Eventually, I had to start going down into Leicester to pick up pay for the staff at Bruntingthorpe. This was quite good because I used to go there into the recruit office where I’d fetch the pay from; it was already made up, and I used to try and talk ‘em into getting more recruits so that I could get out. But eventually, I did get out and I visited various places on the way, but I was sent to Uxbridge for demob. I was just going into Uxbridge when my little flight engineer was coming out. He’d been demobbed. He hadn’t time to talk; he was going home to Edinburgh. We just said, “So long, we’ll keep in touch,” we exchanged addresses, and that’s the last I saw of the job. I was sent down to Wembley to collect cigarette rations and to get the demob suit fixed up and then back to Uxbridge and off home to Sheffield. I was out. That demob was in September of 1946, but I’d got some leave and some money, and it was effective for a month later in October. So, I was actually finished with the Air Force on 28th of September 1946


I think this is about the end of my story now. I’ve told you all the little bits and bobs. I started this after the unveiling of the memorial stone which had been bought from subscriptions. We all went back to Ludford to be there at the unveiling of the memorial stone and to see our old commander do the unveiling. It was appropriate that as he was the commanding officer of 14 base, he should do the unveiling. The squadron lost more men in the period from October to the end of the war, than any other squadron in Bomber Command, due to the fact that 101 flew on every major bombing mission from October 1943 to the end of the war, using ‘Airborne Cigar’ to disrupt the enemy fighting controllers.

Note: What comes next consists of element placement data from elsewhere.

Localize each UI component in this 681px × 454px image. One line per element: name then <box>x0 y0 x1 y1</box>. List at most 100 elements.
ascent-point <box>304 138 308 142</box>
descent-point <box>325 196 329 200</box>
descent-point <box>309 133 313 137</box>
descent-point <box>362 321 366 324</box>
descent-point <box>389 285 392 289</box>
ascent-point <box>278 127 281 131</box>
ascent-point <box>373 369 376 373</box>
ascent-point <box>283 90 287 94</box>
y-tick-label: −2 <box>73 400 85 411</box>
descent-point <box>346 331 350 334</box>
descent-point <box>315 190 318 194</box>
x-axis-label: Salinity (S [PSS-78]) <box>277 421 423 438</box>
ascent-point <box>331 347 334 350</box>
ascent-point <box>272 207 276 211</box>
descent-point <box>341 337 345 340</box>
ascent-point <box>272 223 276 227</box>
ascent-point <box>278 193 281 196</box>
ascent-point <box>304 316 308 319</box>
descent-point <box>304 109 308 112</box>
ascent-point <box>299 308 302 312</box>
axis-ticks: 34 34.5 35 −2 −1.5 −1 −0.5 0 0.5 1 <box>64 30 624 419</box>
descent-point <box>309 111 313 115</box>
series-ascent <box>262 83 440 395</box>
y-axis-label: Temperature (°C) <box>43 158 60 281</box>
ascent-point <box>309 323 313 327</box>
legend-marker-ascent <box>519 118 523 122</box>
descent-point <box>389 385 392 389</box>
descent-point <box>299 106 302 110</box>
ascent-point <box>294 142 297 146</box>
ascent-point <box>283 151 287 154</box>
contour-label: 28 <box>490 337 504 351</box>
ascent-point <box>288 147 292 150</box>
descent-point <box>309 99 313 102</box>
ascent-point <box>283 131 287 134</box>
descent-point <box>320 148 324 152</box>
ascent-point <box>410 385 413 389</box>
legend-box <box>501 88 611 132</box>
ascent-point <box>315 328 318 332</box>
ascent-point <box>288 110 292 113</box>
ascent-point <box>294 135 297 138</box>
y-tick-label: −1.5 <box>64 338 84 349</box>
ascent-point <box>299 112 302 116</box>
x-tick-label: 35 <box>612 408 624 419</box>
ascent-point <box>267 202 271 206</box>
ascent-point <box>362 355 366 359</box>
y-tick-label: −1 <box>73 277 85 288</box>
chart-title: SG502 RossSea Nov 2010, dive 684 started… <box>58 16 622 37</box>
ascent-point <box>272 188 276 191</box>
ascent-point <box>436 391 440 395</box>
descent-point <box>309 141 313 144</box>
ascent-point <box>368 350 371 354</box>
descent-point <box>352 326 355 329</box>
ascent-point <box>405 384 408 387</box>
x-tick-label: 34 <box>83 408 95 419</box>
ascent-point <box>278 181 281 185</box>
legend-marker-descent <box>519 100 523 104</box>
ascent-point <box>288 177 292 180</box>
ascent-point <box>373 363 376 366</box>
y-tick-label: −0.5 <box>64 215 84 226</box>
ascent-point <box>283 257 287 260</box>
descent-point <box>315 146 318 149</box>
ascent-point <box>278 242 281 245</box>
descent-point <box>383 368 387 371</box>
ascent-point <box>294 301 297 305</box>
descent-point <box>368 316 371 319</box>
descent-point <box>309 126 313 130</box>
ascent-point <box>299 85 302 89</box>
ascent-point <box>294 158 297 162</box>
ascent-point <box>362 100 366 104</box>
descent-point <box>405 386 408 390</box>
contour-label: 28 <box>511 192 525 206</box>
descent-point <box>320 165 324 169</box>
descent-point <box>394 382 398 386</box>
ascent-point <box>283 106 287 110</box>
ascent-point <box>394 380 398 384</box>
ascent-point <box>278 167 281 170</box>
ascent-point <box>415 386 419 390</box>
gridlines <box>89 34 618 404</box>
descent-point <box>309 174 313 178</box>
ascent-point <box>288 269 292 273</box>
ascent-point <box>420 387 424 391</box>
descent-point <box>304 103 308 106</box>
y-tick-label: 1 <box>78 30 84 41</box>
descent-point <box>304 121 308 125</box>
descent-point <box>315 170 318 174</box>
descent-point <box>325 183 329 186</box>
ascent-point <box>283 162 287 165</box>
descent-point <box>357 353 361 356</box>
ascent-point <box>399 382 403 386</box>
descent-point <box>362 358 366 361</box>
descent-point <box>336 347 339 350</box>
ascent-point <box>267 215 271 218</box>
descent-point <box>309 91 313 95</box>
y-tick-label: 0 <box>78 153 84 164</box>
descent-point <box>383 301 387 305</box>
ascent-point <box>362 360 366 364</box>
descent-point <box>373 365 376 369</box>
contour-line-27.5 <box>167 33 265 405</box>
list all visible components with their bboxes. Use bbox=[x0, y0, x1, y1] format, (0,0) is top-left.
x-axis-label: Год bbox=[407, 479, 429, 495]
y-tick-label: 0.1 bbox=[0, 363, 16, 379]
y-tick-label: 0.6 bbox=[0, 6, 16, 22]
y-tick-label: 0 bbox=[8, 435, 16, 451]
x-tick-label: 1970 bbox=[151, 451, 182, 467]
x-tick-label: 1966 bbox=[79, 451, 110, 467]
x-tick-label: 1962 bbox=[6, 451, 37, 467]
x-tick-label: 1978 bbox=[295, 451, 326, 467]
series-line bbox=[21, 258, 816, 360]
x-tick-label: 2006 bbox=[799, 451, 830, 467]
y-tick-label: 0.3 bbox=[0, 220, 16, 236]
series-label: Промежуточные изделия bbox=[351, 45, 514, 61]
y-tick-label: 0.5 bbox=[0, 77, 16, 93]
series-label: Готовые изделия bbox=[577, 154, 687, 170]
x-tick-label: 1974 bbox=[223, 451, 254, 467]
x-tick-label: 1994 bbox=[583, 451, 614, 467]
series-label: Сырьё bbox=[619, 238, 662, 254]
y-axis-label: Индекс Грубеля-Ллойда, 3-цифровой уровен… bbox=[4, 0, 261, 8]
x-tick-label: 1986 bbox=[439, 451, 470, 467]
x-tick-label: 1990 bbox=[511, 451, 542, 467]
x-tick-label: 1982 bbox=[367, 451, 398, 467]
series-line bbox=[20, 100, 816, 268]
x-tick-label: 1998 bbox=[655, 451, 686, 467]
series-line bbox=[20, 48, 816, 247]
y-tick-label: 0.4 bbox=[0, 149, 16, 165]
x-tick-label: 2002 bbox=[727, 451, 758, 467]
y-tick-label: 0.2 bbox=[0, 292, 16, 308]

I think that’s all I have to say now, thank you for reading. I hope this is put on record: first of all that Dennis Goodliffe was the man who started the association, because after that unveiling, he was asked to form an association and he did so, and Les Burton became his assistant, as secretary, while Dennis continued as treasurer. Dennis finally handed over the treasurer’s job. We got a member to be our first chairman and from then on, the association has gone from strength to strength.

When the Falklands War intervened and the squadron was disbanded, I’d already taken over from Les Burton because he was very ill when he started doing the job and I used to help him with the books. After I’d been and fetched the books from his home, he suddenly died. He was a very young man. I carried on with the job until the next meeting of the association, and in conjunction with – they wouldn’t let us have Waddington any more, we’d had it in the crew room. My first one was in the crew room at Waddington, but then we moved to Swinderby where they used to let us have the ‘newcomers club’ for our weekend celebrations. During this period, the squadron had disbanded and I was told there would be a liaison officer from 150 squadron, but in the event, I never saw this man. My main contact was a sergeant, the warrant officer in charge of the officers’ mess at Swinderby.

He did a good job, as did the one at Waddington. Eventually, the squadron reformed at Priors Norton, and then in 1984, I got my own liaison officer, Andy Gray, a wonderful man. If I haven’t mentioned him in this tape, I will do another tape and mention how he came about.